The 178-year-old operator had been desperately seeking 200 million pounds ( USD 250 million, 227 million euros) from private investors to save it from collapse.

“Despite considerable efforts, those discussions have not resulted in agreement between the company’s stakeholders and proposed new money providers,” Thomas Cook said in a statement.

“The company’s board has therefore concluded that it had no choice but to take steps to enter into compulsory liquidation with immediate effect.”              

The government said it had hired planes to fly home an estimated 150,000 holidaymakers to the UK, in an operation starting on Monday.

“Following the collapse of Thomas Cook and the cancellation of all its flights, Transport Secretary Grant Shapps has announced that the government and UK Civil Aviation Authority has hired dozens of charter planes to fly customers home free of charge,” a separate statement said, describing it as the largest repatriation in peacetime history.

“All customers currently abroad with Thomas Cook who are booked to return to the UK over the next two weeks will be brought home as close as possible to their booked return date.”              

Thomas Cook chief executive Peter Fankhauser called it a “deeply sad day”.

“It is a matter of profound regret to me and the rest of the board that we were not successful,” he said.

“This marks a deeply sad day for the company which pioneered package holidays and made travel possible for millions of people around the world,” he added in the group’s statement.

The firm’s creditors held a marathon meeting on Sunday to try



and work out a deal, followed by a meeting of the board of directors.

Reports said a collapse of the group would mean the repatriation of 6,00,000 tourists, including around 1,50,000 seeking government help returning to the UK.

Two years ago, the collapse of Monarch Airlines prompted the British government to take emergency action to return 1,10,000 stranded passengers, costing taxpayers some 60 million pounds on hiring planes.

As well as the grounding of its planes, Thomas Cook has been forced to shut travel agencies, leaving the group’s 22,000 global employees—9,000 of whom are in Britain—out of a job.

Holidaymakers had already reported problems, with guests at a hotel in Tunisia owed money by Thomas Cook being asked for extra money before being allowed to leave, according to a tourist interviewed by AFP.

Chinese peer Fosun, which was already the biggest shareholder in Thomas Cook, agreed last month to inject 450 million pounds into the business as part of an initial 900 million pounds rescue package.

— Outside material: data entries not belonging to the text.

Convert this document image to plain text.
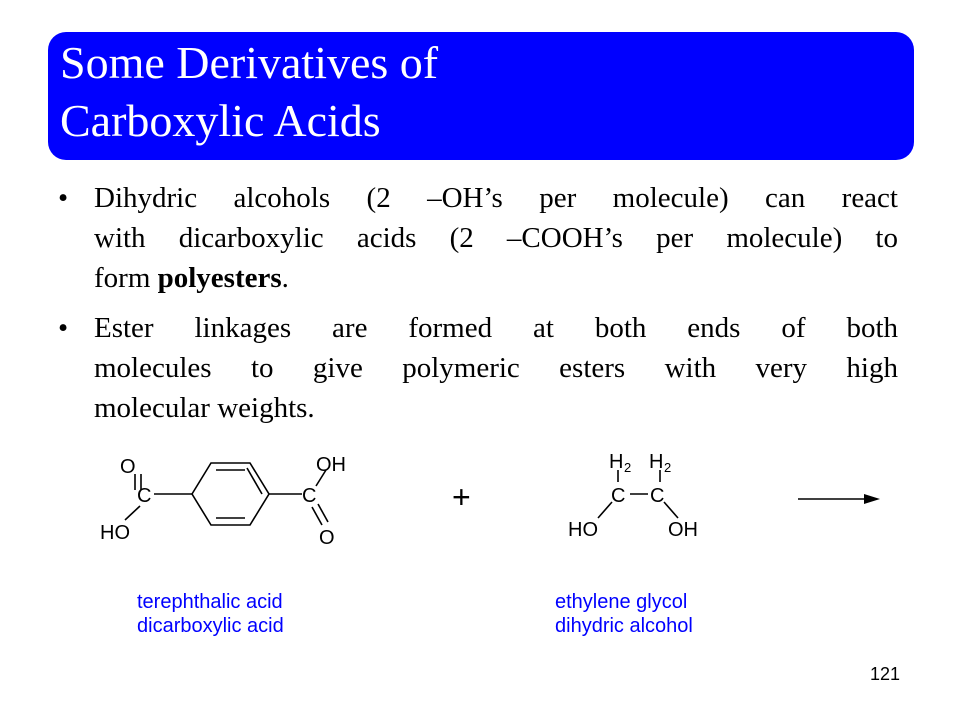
Some Derivatives of
Carboxylic Acids
• Dihydric alcohols (2 –OH’s per molecule) can react
with dicarboxylic acids (2 –COOH’s per molecule) to
form polyesters.
• Ester linkages are formed at both ends of both
molecules to give polymeric esters with very high
molecular weights.
O	OH
C	C
HO	O
+
H 2 H 2
C C
HO	OH
terephthalic acid
dicarboxylic acid
ethylene glycol
dihydric alcohol
121
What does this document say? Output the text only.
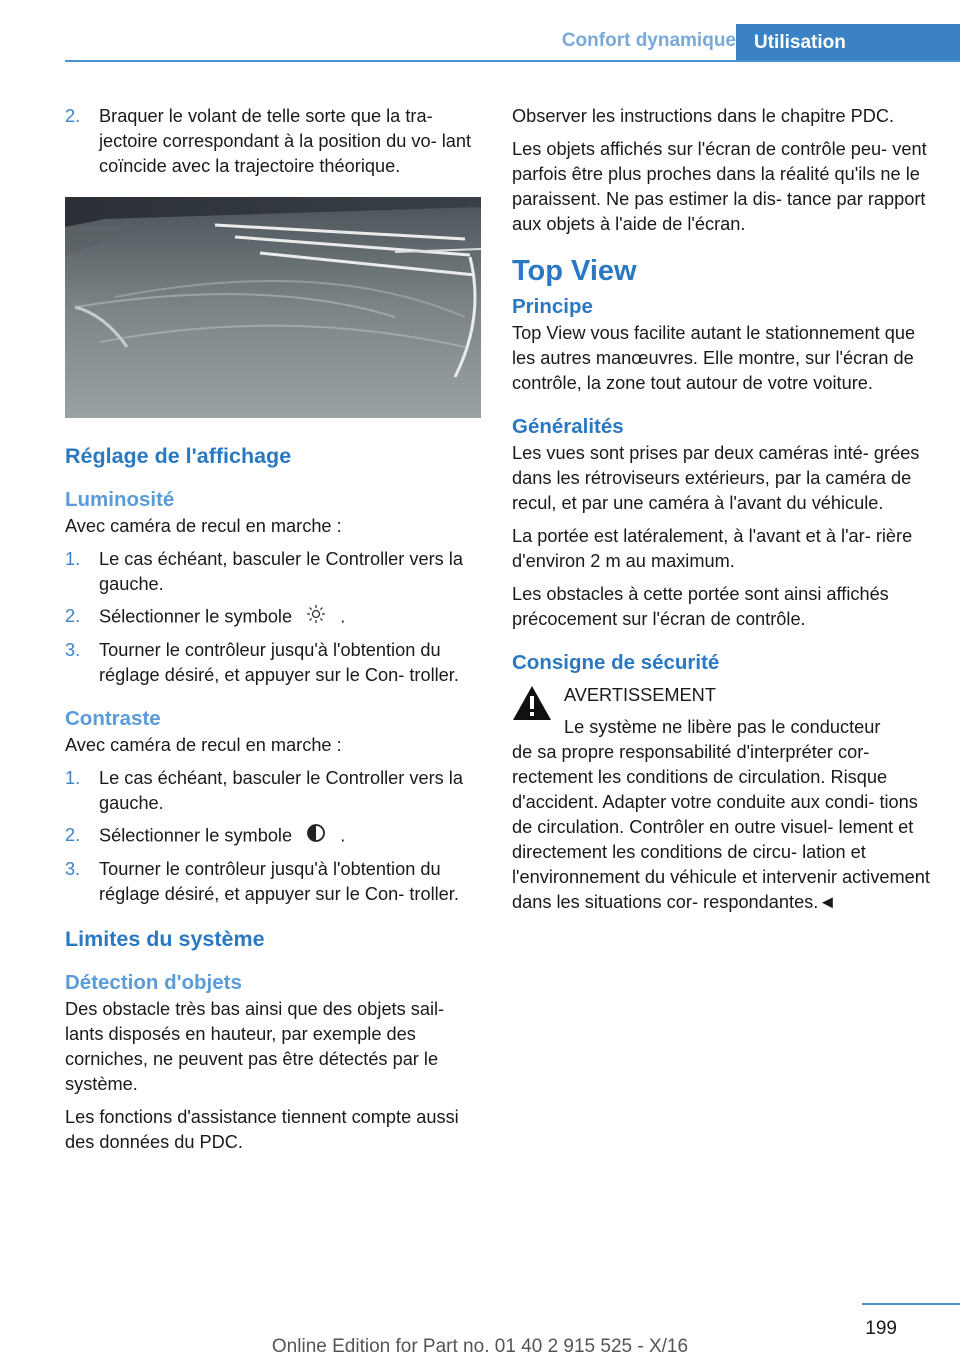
Confort dynamique Utilisation
2. Braquer le volant de telle sorte que la tra‐ jectoire correspondant à la position du vo‐ lant coïncide avec la trajectoire théorique.
Réglage de l'affichage
Luminosité

Avec caméra de recul en marche :

1. Le cas échéant, basculer le Controller vers la gauche.
2. Sélectionner le symbole	.
3. Tourner le contrôleur jusqu'à l'obtention du réglage désiré, et appuyer sur le Con‐ troller.
Contraste

Avec caméra de recul en marche :

1. Le cas échéant, basculer le Controller vers la gauche.
2. Sélectionner le symbole	.
3. Tourner le contrôleur jusqu'à l'obtention du réglage désiré, et appuyer sur le Con‐ troller.
Limites du système
Détection d'objets

Des obstacle très bas ainsi que des objets sail‐ lants disposés en hauteur, par exemple des corniches, ne peuvent pas être détectés par le système.

Les fonctions d'assistance tiennent compte aussi des données du PDC.

Observer les instructions dans le chapitre PDC.

Les objets affichés sur l'écran de contrôle peu‐ vent parfois être plus proches dans la réalité qu'ils ne le paraissent. Ne pas estimer la dis‐ tance par rapport aux objets à l'aide de l'écran.

Top View
Principe

Top View vous facilite autant le stationnement que les autres manœuvres. Elle montre, sur l'écran de contrôle, la zone tout autour de votre voiture.

Généralités

Les vues sont prises par deux caméras inté‐ grées dans les rétroviseurs extérieurs, par la caméra de recul, et par une caméra à l'avant du véhicule.

La portée est latéralement, à l'avant et à l'ar‐ rière d'environ 2 m au maximum.

Les obstacles à cette portée sont ainsi affichés précocement sur l'écran de contrôle.

Consigne de sécurité
AVERTISSEMENT
Le système ne libère pas le conducteur
de sa propre responsabilité d'interpréter cor‐ rectement les conditions de circulation. Risque d'accident. Adapter votre conduite aux condi‐ tions de circulation. Contrôler en outre visuel‐ lement et directement les conditions de circu‐ lation et l'environnement du véhicule et intervenir activement dans les situations cor‐ respondantes.◄
199
Online Edition for Part no. 01 40 2 915 525 - X/16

In return, the Hong Kong-listed conglomerate acquired a 75 per cent stake in Thomas Cook’s tour operating division and 25 per cent of its airline unit.

Thomas Cook in May revealed that first-half losses widened on a major write-down, caused in part by Brexit uncertainty that delayed summer holiday bookings.

The group, which has around 600 stores across the UK, has also come under pressure from fierce online competition.

Cabinet maker Thomas Cook created the travel firm in 1841 to carry temperance supporters by train between British cities.

It soon began arranging foreign trips, being the first operator to take British travellers on escorted visits to Europe in 1855, to the United States in 1866 and on a round-the-world trips in 1872.

The company was also a pioneer in introducing “circular note”—products that would later become traveller’s cheques.